Novel Radial-Flux Double-Sided Interior Permanent-Magnet Eddy-Current Coupler: Modeling, Design, and Prototyping
Sajjad Mohammadi , Gholamreza davarpanah , Mojtaba Mirsalim
(2013-2014)
• The main contribution of this project is to propose a novel double-sided interior PM (DSIPM) radial-flux eddy-current coupler. The DSIPM coupler introduces several advantages over surface-mounted PM structures. Also, due to the low momentum of inertia, a better dynamic performance is achieved. 3-D FEM is also employed in the analysis and evaluation. Finally, a prototype is built to confirm the validity of the design.
Novel 5-Phase Switched Reluctance Motor with Improved Torque Density: Design and Prototyping.
Gholamreza Davarpanah and Mojtaba Mirsalim
(2013-2014)
• M.S. thesis of Gholamreza Davarpanah
Novel Radial-Flux Interior PM Eddy-Current Coupler: Modeling, Design, and Prototyping
Sajjad Mohammadi , Ali Vakilian Zand , Mojtaba Mirsalim and Javad Shokrollahi Moghani
(2012-2013)
The main contribution of this project is to propose a novel interior PM (IPM) radial-flux eddy-current coupler, and the corresponding modeling by combining 3-D MEC approaches with Faraday’s and Ampere’s laws. Therefore, it is possible to easily model the device. In addition to flexibility and simplicity, the proposed approach is able to account for saturation and permeability of iron, and both characteristics of PMs i.e. remanence and coercivity. A number of design considerations are also presented. The IPM coupler introduces several advantages over surface-mounted PM structures. Superiorities of the proposed model over the existing approach is also demonstrated. 3-D FEM is also employed in the analysis and evaluation. Finally, a prototype is built to confirm the validity of the developed model.

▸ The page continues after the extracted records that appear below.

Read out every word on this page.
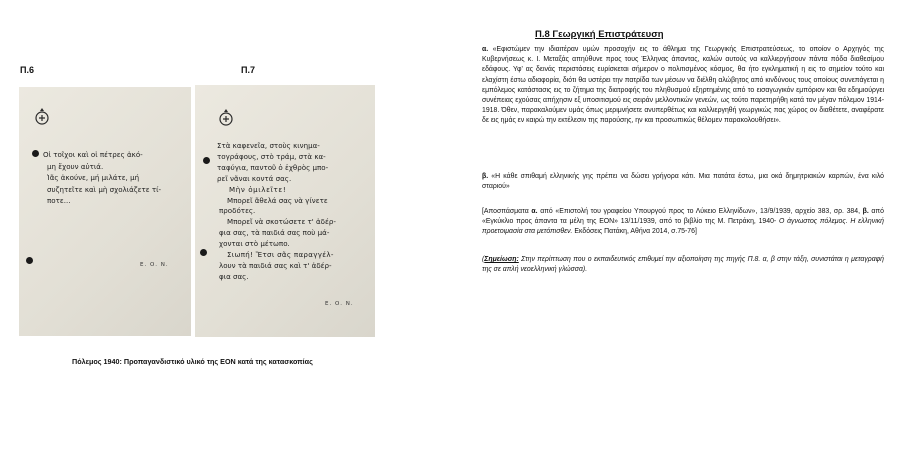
Π.6	Π.7
Οἱ τοῖχοι καὶ οἱ πέτρες ἀκό-
μη ἔχουν αὐτιά.
Ἰἄς ἀκούνε, μή μιλάτε, μή
συζητεῖτε καὶ μὴ σχολιάζετε τί-
ποτε...
Ε. Ο. Ν.
Στὰ καφενεῖα, στοὺς κινημα-
τογράφους, στὸ τράμ, στὰ κα-
ταφύγια, παντοῦ ὁ ἐχθρὸς μπο-
ρεῖ νᾶναι κοντά σας.
Μὴν ὁμιλεῖτε!
Μπορεῖ ἄθελά σας νὰ γίνετε
προδότες.
Μπορεῖ νὰ σκοτώσετε τ' ἀδέρ-
φια σας, τὰ παιδιά σας ποὺ μά-
χονται στὸ μέτωπο.
Σιωπή! Ἔτσι σᾶς παραγγέλ-
λουν τὰ παιδιά σας καὶ τ' ἀδέρ-
φια σας.
Ε. Ο. Ν.
Πόλεμος 1940: Προπαγανδιστικό υλικό της ΕΟΝ κατά της κατασκοπίας
Π.8 Γεωργική Επιστράτευση
α. «Εφιστώμεν την ιδιαιτέραν υμών προσοχήν εις το άθλημα της Γεωργικής Επιστρατεύσεως, το οποίον ο Αρχηγός της Κυβερνήσεως κ. Ι. Μεταξάς απηύθυνε προς τους Έλληνας άπαντας, καλών αυτούς να καλλιεργήσουν πάντα πόδα διαθεσίμου εδάφους. Υφ' ας δεινάς περιστάσεις ευρίσκεται σήμερον ο πολιτισμένος κόσμος, θα ήτο εγκληματική η εις το σημείον τούτο και ελαχίστη έστω αδιαφορία, διότι θα υστέρει την πατρίδα των μέσων να διέλθη αλώβητος από κινδύνους τους οποίους συνεπάγεται η εμπόλεμος κατάστασις εις το ζήτημα της διατροφής του πληθυσμού εξηρτημένης από το εισαγωγικόν εμπόριον και θα εδημιούργει συνέπειας εχούσας απήχησιν εξ υποσιτισμού εις σειράν μελλοντικών γενεών, ως τούτο παρετηρήθη κατά τον μέγαν πόλεμον 1914-1918. Όθεν, παρακαλούμεν υμάς όπως μεριμνήσετε ανυπερθέτως και καλλιεργηθή γεωργικώς πας χώρος ον διαθέτετε, αναφέρατε δε εις ημάς εν καιρώ την εκτέλεσιν της παρούσης, ην και προσωπικώς θέλομεν παρακολουθήσει».
β. «Η κάθε σπιθαμή ελληνικής γης πρέπει να δώσει γρήγορα κάτι. Μια πατάτα έστω, μια οκά δημητριακών καρπών, ένα κιλό σταριού»
[Αποσπάσματα α. από «Επιστολή του γραφείου Υπουργού προς το Λύκειο Ελληνίδων», 13/9/1939, αρχείο 383, σρ. 384, β. από «Εγκύκλιο προς άπαντα τα μέλη της ΕΟΝ» 13/11/1939, από το βιβλίο της Μ. Πετράκη, 1940- Ο άγνωστος πόλεμος. Η ελληνική προετοιμασία στα μετόπισθεν. Εκδόσεις Πατάκη, Αθήνα 2014, σ.75-76]
(Σημείωση: Στην περίπτωση που ο εκπαιδευτικός επιθυμεί την αξιοποίηση της πηγής Π.8. α, β στην τάξη, συνιστάται η μεταγραφή της σε απλή νεοελληνική γλώσσα).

Novel Axial-Flux Interior PM Eddy-Current Coupler: Modeling, Design, and Prototyping
Sajjad Mohammadi and Mojtaba Mirsalim
(2012-2013)
One of main contribution of this project is to develop a new analytical framework for a novel interior PM (IPM) axial-flux eddy-current couplers by combining 3-D MEC approaches with Faraday’s and Ampere’s laws. Therefore, it is possible to easily model the device. In addition to flexibility and simplicity, the proposed approach is able to account for saturation and permeability of iron, and both characteristics of PMs i.e. remanence and coercivity. A number of design considerations are also presented. The proposed IPM coupler introduces several advantages over surface-mounted PM structures. Superiorities of the proposed model over the existing approach is also demonstrated. 3-D FEM is also employed in the analysis and evaluation. Finally, a prototype is built to confirm the validity of the developed model.
Axial-Flux Surface-Mounted PM Eddy-Current Coupler: Modeling, Design, and Prototyping
Sajjad Mohammadi and Mojtaba Mirsalim
(2012-2013)
In this project, by combining Faraday’s and Ampere’s laws, and MEC techniques, a new analytical model for axial-flux eddy-current couplers has been offered. The proposed framework provides a good flexibility and simplicity, and is able to account for all geometrical parameters and material properties, e.g., saturation and permeability of the iron parts, remanence and coercivity of PMs, and actual current paths. Moreover, it can handle machines with complicated geometries. A number of design-related considerations are analytically derived as well. The 3-D FEM is also employed in the analyses and the evaluation of the model. Compared to the existing approaches, advantages of the proposed model in terms of accuracy and effectiveness are shown. Finally, the device is prototyped to validate the results obtained from the FEM and the proposed analytical model.